Gray finishes the year with an impressive run that saw he and his Gray Motorsports team take three wins in the Countdown and seven of the final 15 races of the year. The team started slow with a couple of early exits in the season’s first few races, but gradually found its footing as the season progressed. The team took the lead for good following a huge victory at the Chevrolet Performance U.S. Nationals and never looked back.
“Even after we won Gainesville, I feel like we still struggled a little bit,” Gray said. “At the beginning of the season we tested so much before we went to Pomona and we even stayed after Pomona and tested and then we stayed after Phoenix and tested and we were testing in between races during the summer. That is when it is long. All of those back-to-back races and then you are testing in the middle of the week and it just makes it tough.
“To finally see all that pay off there toward the middle of the season was awesome. There for a while we were doing all of this work and not seeing the results that we wanted. For whatever reason, everything switched and we started knocking out some wins and then coming into the Countdown we knew what we had to do. We knew how we had to race the car from the mistakes that we made last year and Dave (Connolly) and all of those guys did it. I was just the monkey behind the wheel.”
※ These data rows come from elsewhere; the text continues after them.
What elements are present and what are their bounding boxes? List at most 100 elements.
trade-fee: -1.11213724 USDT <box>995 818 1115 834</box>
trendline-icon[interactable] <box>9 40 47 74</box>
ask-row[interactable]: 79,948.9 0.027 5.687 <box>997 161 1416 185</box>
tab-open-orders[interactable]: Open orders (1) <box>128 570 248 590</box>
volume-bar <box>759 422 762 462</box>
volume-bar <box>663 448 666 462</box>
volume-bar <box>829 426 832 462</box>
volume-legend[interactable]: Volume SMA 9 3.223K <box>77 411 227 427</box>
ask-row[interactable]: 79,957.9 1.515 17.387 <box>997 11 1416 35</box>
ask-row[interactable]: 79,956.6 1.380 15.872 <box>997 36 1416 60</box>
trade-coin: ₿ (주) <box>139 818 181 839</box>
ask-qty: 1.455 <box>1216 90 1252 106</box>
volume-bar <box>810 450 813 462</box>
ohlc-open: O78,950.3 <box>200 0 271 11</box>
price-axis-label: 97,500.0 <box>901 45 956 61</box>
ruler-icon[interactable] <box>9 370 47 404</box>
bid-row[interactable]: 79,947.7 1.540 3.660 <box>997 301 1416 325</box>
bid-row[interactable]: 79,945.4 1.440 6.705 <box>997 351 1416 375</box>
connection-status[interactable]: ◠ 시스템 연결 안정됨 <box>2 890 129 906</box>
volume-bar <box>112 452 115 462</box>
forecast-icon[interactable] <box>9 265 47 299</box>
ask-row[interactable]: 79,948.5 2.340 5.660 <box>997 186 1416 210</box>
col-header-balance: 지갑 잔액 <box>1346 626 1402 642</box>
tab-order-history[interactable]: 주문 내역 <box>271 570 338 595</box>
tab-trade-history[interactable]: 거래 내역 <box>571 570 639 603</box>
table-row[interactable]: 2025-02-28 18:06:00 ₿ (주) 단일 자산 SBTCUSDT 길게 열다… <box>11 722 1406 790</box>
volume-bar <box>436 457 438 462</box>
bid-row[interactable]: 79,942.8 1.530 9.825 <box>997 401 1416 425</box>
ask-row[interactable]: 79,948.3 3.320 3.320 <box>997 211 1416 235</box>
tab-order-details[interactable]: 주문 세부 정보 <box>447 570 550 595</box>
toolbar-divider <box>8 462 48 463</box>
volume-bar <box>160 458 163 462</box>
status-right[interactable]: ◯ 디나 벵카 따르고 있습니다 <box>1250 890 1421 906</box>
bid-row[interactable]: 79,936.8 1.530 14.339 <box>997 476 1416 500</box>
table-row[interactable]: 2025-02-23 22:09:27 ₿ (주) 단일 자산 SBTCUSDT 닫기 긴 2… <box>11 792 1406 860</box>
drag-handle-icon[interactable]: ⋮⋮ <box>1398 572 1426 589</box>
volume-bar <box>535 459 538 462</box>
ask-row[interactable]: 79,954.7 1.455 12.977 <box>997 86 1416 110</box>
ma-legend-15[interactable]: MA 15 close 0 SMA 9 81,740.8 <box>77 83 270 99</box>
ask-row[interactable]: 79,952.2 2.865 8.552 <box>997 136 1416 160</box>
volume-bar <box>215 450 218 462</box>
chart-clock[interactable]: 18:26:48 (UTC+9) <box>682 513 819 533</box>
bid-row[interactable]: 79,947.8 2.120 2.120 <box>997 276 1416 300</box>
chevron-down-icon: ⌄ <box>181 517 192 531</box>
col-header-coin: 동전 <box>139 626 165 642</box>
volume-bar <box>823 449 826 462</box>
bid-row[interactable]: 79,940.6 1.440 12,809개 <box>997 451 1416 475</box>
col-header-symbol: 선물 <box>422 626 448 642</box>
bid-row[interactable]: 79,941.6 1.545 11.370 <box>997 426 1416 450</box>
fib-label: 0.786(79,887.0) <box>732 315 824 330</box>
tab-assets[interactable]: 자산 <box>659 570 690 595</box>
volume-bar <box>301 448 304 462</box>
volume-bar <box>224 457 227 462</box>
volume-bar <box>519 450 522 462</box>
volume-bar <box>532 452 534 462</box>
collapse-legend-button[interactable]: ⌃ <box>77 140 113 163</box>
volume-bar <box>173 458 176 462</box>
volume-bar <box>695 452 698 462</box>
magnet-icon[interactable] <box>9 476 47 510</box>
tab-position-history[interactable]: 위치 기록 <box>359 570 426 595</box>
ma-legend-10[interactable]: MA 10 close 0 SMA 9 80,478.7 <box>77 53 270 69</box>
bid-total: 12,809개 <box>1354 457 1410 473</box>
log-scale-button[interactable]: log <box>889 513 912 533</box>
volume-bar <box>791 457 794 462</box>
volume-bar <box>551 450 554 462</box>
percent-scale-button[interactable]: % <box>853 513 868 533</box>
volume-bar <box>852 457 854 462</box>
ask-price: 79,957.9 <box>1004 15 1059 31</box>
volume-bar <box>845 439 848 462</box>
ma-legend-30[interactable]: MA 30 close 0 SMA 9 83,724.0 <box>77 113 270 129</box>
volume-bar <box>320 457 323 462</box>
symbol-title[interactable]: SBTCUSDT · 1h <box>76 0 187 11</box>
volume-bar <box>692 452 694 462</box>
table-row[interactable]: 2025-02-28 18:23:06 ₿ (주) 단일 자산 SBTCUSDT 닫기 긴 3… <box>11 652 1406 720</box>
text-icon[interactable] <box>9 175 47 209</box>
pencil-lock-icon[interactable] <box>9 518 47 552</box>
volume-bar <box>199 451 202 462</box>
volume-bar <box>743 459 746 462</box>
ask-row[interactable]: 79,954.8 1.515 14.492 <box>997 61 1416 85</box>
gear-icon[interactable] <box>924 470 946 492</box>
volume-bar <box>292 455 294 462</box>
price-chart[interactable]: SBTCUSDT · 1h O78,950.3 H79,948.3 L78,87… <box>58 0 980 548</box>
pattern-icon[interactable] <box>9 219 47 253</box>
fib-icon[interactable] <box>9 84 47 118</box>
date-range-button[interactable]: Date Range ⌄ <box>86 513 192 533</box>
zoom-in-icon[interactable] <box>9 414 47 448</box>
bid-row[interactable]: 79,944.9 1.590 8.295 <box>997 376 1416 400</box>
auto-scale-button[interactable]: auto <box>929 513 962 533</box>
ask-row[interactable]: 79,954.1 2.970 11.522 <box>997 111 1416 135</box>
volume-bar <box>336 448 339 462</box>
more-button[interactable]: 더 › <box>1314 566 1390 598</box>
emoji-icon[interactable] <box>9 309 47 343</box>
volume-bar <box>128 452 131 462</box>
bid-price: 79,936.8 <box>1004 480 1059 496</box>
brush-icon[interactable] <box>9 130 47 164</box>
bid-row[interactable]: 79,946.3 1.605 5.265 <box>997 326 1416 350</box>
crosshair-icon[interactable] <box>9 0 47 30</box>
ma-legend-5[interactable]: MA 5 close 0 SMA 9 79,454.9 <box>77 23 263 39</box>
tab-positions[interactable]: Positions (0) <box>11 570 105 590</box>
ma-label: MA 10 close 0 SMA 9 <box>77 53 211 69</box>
And it is Connolly that Gray credits most with his win. After coming up short of the title during his rookie campaign, Connolly helped guide Gray both on the track and off of it, helping keep his emotions in check and focused on the job at hand.
“I’m obviously a pretty emotional guy. I get down on myself and stress about the little things and that is one of the things he has helped me out with a lot is letting it go, moving on, and going up there and focusing on the next run,” Gray said. “I think that really came into effect at Charlotte for me. I ripped the tree all day and then I go up there against Jason (Line) and, for whatever reason, I am 44 and I was pretty mad about that. He sat me down and said, ‘look dude, we’ve got another race to go and we can’t do this if you are all spun out. Get your head together and move on. That really helped put things into perspective.”
Gray concludes, not only the season, but potentially his NHRA career with Sunday’s championship, as Gray looks to make the jump to NASCAR’s K&N East Series in 2019 and beyond.
And if indeed this was the final time NHRA saw Gray behind the wheel, it was the perfect ending to a wonderful season for one of NHRA’s brightest young talents.